さらに蓮台の上に丸彫りの坐像が乗っている。

DSC_0148.jpg
日輪光背を持つ三面八臂の馬頭観音。丸彫りの多臂像でありながらほとんど
破損がないのは珍しい。欠けているのは一番下の左手の持物と馬口印を結んだ
手の二ヶ所。彫りも丁寧で、その顔の表情なども迫力がある。

DSC_0150.jpg
台の右側面 世話人とあり、溝沼11人 濱崎3人の名前が刻まれていた。左側面も
世話人とあり、膝折16人の名前が刻まれている。

DSC_0278.jpg
裏面は隙間が狭い。當山檀徒総代として5名の名前。その奥に年号を刻む。

DSC_0279.jpg
同じ堂の中、小さな馬頭観音塔 大正10(1921)が立っていた。個人のものらしい。

1DSC_0264.jpg
墓地の奥のほうに観音堂がある。観音堂のほうにも入口があり、ここからは
左手に本堂の屋根が見えている。観音堂の左手に二基の地蔵像が立っていた。

DSC_0269.jpg
観音堂の横 地蔵菩薩立像 元文2(1737)合掌する地蔵菩薩。個性的な顔立ちだ。

DSC_0174.jpg
台の正面「奉納大乗妙典六十六部供養」脇に 天下泰平・國土安全。さらに
その両脇に造立年月日を刻む。下部右に 武州新座郡溝沼村、左 願主 得岸。
右側面に施主四名の名前。左側面 導師 泉蔵寺 法印宥泉敬白と刻まれていた。

DSC_0164.jpg
観音堂の手前左に地蔵菩薩立像 寛文8(1668)右手に錫杖、左手に宝珠を持つ。

DSC_0265.jpg
蓮台の右のほうから「為念佛講中供養也」同行十六人。正面付近 武州新倉郡
廣沢之庄 溝之广村。左に造立年月日が刻まれている。

DSC_0154.jpg
観音堂の入口に向かう参道の左側に六地蔵の小堂が立っていた。

DSC_0156.jpg
両脇に六地蔵を従えて中央に聖観音立像 天保11(1840)光背上部を欠いている。

DSC_0157.jpg
蓮台の下の塔の部分 正面中央に「四國西國坂東秩父順拝供養塔」その右脇には
「六地蔵大菩薩建立供養」左脇に「諸國神社佛閣拝禮」と刻まれていた。

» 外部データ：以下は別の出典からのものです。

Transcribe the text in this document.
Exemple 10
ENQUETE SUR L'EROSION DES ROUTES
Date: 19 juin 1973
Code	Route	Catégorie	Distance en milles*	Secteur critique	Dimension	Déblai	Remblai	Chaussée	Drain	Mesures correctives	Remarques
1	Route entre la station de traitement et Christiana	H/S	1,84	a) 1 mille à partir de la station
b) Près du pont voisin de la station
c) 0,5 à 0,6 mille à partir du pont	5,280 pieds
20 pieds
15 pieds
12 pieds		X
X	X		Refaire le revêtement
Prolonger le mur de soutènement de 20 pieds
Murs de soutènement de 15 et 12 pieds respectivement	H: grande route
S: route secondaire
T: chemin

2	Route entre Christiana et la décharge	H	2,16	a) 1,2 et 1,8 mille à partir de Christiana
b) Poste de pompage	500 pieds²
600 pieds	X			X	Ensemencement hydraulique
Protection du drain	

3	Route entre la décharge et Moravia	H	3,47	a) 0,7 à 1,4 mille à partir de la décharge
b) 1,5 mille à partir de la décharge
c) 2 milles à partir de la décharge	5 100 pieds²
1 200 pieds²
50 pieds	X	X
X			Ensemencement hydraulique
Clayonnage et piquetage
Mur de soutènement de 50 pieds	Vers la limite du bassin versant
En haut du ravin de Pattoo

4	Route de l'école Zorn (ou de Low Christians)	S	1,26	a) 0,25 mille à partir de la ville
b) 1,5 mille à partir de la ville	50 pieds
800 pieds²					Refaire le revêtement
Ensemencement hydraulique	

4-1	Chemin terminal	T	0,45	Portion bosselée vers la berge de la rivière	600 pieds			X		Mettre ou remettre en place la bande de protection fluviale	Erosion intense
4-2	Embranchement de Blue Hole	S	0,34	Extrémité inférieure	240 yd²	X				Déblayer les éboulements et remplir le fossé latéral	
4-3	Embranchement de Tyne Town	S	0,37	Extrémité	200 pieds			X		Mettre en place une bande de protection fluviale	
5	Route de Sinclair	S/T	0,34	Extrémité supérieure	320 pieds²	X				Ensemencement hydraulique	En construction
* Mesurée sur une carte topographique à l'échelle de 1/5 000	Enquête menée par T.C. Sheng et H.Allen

右側面
年号に続いて天下泰平・國土安全。さらに世話人4名の名前を刻む。

DSC_0158.jpg
塔の左側面 武州新坐郡溝沼邑 観音堂 願主元應。左脇に道師 清澤山泉蔵寺現住
権大僧都 法印快實と刻まれていた。

DSC_0159.jpg
六地蔵は二体だけややサイズが小さく後から補われたものかもしれない。右側の
三体は顔の表情、衣装の様子などから同時に建立されたものだと思われる。

DSC_0161.jpg
台は風化が激しいものが多いがそのうち右から2番目に當村万人講、一番左の台に
かろうじて天保の文字が見える。中央の聖観音の塔の銘文から考えても、やはり
天保年間のものとして間違いないだろう。